En los primeros partidos del nuevo juego los blancos eran canastas (baskets en inglés) de duraznos con un diámetro de cerca de 45 centímetros cada uno, clavadas a 3,05 metros del suelo. Y nombraron al deporte Basketball (baloncesto). Al principio, los balones lanzados quedaban en la canasta y, solo un tiempo después, alguien tuvo la idea de cortar el fondo de las canastas para que cayera la pelota.

Siete años después de la creación del deporte, los norteamericanos ya organizaban su primera liga profesional, con seis equipos. En los Juegos Olímpicos de San Luis en 1904, también en EE.UU., los mejores jugadores del país formaron un equipo nacional e hicieron una exhibición del deporte. En 1906, se remplazaron las canastas por aros metálicos.

Sin embargo, para que el baloncesto formase parte del programa olímpico, se necesitaba una entidad para promover el deporte. Después de la invitación para formar parte de la Federación Internacional de Atletismo, y del apoyo del Balonmano por cierto tiempo, en 1932 se creó la Federación Internacional de Baloncesto (FIBA en francés) con la participación de países como Italia, Argentina e incluso Letonia —lo que comprueba la popularidad del deporte en todo el mundo—.

En la edición de Berlín en 1936 se hizo el ingreso oficial al programa olímpico pero fueron perjudicados los atletas por disputar los partidos en los campos de tenis, de arcilla. En Múnich en 1972, empezaron las competiciones femeninas. En Barcelona en 1992, por primera vez formaron parte del equipo norteamericano de Baloncesto (el Dream Team) los jugadores de la NBA, la liga más fuerte del mundo, dando la oportunidad al torneo olímpico de reunir a los mejores.

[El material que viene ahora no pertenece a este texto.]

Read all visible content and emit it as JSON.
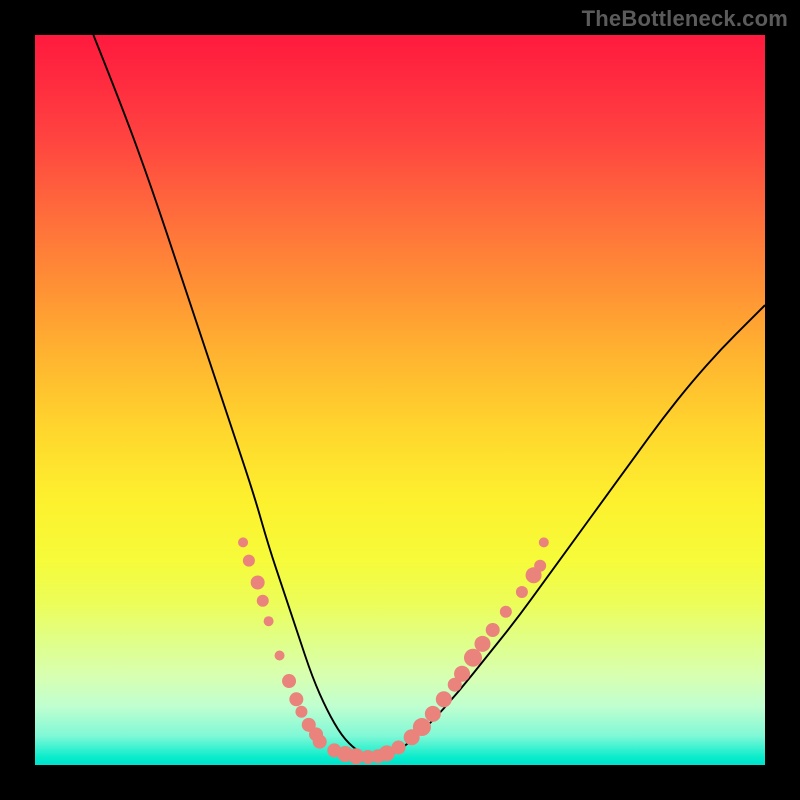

El Baloncesto se juega entre dos equipos de cinco jugadores y se dividen los partidos en cuatro cuartos de diez minutos —se detiene el reloj cuando el balón sale de la pista o cuando se pide un minuto de tiempo—. Cada equipo tiene la posesión del balón durante 24 segundos y debe lanzarlo hacia la canasta antes de que se termine este tiempo. Los jugadores pueden dar hasta dos pasos con el balón en manos y andar con él si lo rebotan.

El equipo vencedor es el que marca más puntos en el tiempo regular. Si el partido está empatado al terminar el segundo tiempo, se jugarán cuantas prórrogas de cinco minutos sean necesarias para deshacer el empate. Los lanzamientos se hacen desde corta, media y larga distancia.

Para corta y media distancia se contabilizan dos puntos, y tres si se lanza la pelota desde más allá de la línea del arco, que se encuentra a una distancia de 6,25 metros de la cesta. Lanzamientos de tiro libre valen un punto.

El torneo olímpico de Baloncesto masculino y femenino empieza con una fase de grupos en la cual los doce países que participan en cada torneo se dividen en dos grupos de seis, y donde todos los equipos se enfrentan. Los cuatro mejores avanzan a la siguiente ronda, que es eliminatoria, y los mejores equipos de cada grupo disputan el oro. Ya los perdedores de las semifinales disputan el bronce.